The arteries of afluenza reach south of Kansa City into sold farm lands. I am working at an extension of these reaches in a cul-de-sac of three quarter to one and a half million dollar houses. Outside the manicured division are fields and what remains of the vernacular abodes. Descent homes in their own rite, but with barns, or near barns, most now over run and abandon. At the end of the pavement on a dirt road I spied a house in the brush, near over grown and hidden in the foliage. In Missouri a house can disappear from sight from the road in a relatively few seasons. I investigated out of curiosity and found a place in shambles. The house is open from the front porch. There are several cars parked around it including an old Triumph sports car, likely unsalvageable at this point.

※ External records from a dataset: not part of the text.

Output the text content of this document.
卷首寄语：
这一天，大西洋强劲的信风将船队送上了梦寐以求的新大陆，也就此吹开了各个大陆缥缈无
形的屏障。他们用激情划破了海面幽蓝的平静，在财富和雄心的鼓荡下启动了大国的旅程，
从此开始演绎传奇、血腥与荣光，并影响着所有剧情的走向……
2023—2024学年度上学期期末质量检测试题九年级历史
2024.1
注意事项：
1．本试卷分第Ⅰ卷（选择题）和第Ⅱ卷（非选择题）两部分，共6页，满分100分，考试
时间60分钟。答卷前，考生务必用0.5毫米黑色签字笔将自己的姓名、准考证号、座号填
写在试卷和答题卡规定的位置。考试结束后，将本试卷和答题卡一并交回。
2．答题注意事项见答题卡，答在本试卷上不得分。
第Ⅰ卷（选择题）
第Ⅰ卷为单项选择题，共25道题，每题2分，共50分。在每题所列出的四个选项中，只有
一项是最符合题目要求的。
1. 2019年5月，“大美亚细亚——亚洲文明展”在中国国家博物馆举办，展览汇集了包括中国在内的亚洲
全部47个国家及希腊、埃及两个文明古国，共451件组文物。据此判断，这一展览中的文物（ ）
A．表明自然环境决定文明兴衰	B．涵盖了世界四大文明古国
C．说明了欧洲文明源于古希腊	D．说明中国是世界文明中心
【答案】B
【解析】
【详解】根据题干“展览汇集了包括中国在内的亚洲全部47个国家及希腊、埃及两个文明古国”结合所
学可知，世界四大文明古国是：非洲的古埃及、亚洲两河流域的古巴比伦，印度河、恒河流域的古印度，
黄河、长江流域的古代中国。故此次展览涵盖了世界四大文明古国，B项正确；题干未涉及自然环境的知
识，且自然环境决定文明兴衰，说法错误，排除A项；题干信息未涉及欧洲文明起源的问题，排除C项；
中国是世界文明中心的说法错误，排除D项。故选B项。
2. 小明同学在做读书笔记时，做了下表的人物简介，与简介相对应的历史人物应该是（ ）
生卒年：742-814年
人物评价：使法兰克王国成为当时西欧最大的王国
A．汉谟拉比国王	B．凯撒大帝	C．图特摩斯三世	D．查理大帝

The house was full of stuff as if the occupants had simply walked away from it. This could have been a death, or a meth house bust. There are a lot of possibilities. I would guess last occupancy was ten to fifteen years ago. There was some graffiti and damage from trespassers and what looked like kids partying there. The occupants were hoarders of stuff and most of what was in the attic had fallen through the ceilings and littered the floors with a the sheetrock and insulation debris. There were places where the floor had given way to dump it’s contents into the cellar. This was a mess best suited for a bulldozer and a dump truck. I was thinking this morning of the contrast between the remains of human occupancy and what is left behind when a critter in the woods dies. On walks in the woods I will come across the scattered bones of some creature, large enough to leave a sign of it’s existence. Seldom are all the bones together. And what is left, if it’s been a while, is clean and organic. Ashes to ashes, dust to dust, as is the case with our flesh, except that we have this issue of the formaldehyde embalmed body loaded into the varnished and upholstered casket which is then put in a cement container and buried under a stone marker. But some day it will all be dust to dust. Our flesh, and all the stuff we collected, produced, consumed, and coveted. We are a strange anomaly on this earth in this respect. Hell bent, it seem, to add to ourselves with our possessions. Or hide ourselves among them.

1 comment:

Linda Pendleton said...

Interesting post, Randy.
And how true: "to add to ourselves with our possessions. Or hide ourselves among them."